The innovative battery was created using sodium-sulphur, a molten salt that can be extracted from seawater, which is far less expensive than obtaining lithium. Although sodium-sulfur batteries have been around for more than 50 years, their limited energy capacity and short life cycles have prevented them from finding widespread usage. To get around these limitations, the researchers used carbon-based electrodes and a straightforward pyrolysis procedure to increase sulfur’s reactivity and the reversibility of its interactions with sodium. As a result, the sodium battery had an extremely high capacity and an extremely long life at ambient temperature.

The lithium-ion battery, which is used in the majority of electronic gadgets but is expensive to produce and recycle, can be replaced with a sodium battery since it is more energy-dense and less hazardous. The battery is meant to be a high-performance replacement for large systems that store renewable energy and lower operating costs, especially for power grids.

“Our sodium battery has the potential to significantly lower costs while delivering four times as much storage capacity. We need high-quality storage options that do not cost the earth and are simple to access on a local or regional level when the sun is not shining and the breeze is not blowing. By offering a technology that lowers prices, we seek to accelerate the transition to renewable energy. Our chances of limiting global warming are better the faster we can reduce carbon emissions,” said Dr. Shenlong Zhao, the study’s principal investigator from the university’s School of Chemical and Biomolecular Engineering. This is a big step forward for the growth of renewable energy, which has faced several financial obstacles despite long-term cost reductions.

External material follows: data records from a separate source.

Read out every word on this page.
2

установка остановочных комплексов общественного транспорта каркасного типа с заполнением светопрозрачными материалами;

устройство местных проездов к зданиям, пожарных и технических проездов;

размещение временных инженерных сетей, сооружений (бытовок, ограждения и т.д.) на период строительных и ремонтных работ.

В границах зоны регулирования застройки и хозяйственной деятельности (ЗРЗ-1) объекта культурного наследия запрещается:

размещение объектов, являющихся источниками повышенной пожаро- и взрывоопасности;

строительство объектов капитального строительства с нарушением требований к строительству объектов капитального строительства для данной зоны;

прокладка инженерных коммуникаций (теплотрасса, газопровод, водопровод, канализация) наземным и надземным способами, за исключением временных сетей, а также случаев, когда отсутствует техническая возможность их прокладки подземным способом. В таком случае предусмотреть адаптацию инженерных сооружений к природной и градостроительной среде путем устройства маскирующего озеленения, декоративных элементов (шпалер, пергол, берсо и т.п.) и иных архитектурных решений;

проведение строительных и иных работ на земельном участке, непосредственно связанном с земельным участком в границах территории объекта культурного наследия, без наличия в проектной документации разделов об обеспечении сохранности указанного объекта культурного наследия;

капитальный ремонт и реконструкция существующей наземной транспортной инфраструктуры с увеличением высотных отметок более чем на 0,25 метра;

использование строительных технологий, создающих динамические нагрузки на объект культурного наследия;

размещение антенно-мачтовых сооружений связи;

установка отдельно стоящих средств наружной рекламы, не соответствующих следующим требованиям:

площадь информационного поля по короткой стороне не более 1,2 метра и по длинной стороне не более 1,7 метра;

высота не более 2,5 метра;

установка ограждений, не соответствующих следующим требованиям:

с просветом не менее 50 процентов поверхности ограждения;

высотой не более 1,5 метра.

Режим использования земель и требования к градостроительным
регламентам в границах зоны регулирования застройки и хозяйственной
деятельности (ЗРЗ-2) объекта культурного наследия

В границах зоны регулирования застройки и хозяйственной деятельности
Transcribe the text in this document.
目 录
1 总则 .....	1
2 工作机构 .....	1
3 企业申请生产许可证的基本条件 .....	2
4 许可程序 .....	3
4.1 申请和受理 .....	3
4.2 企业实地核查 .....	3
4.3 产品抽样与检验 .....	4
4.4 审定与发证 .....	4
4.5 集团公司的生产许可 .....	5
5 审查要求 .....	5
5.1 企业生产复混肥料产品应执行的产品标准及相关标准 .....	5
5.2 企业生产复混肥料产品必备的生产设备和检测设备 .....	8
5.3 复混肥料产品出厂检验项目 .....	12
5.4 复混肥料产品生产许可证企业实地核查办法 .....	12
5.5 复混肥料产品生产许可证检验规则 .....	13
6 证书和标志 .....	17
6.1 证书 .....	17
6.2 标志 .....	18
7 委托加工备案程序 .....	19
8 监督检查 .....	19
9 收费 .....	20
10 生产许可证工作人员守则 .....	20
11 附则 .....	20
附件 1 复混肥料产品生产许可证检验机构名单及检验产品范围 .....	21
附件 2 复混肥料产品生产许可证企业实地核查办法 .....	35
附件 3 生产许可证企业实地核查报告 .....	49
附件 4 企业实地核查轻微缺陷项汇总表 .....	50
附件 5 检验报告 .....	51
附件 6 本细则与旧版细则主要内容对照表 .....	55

The report also says, “Storage solutions made from abundant resources like sodium, which can be made from seawater, have the potential to make energy more secure and allow more countries to join the transition toward decarbonization.”

The University of Sydney’s chemical engineering facility has successfully tested the sodium battery, and the team is now working to improve and sell the Ah-level pouch cells.

The research, “Atomically Dispersed Dual-Site Cathode with a Record High Sulphur Mass Loading for High-Performance Room-Temperature Sodium-Sulphur Batteries,” was published in Advanced Materials.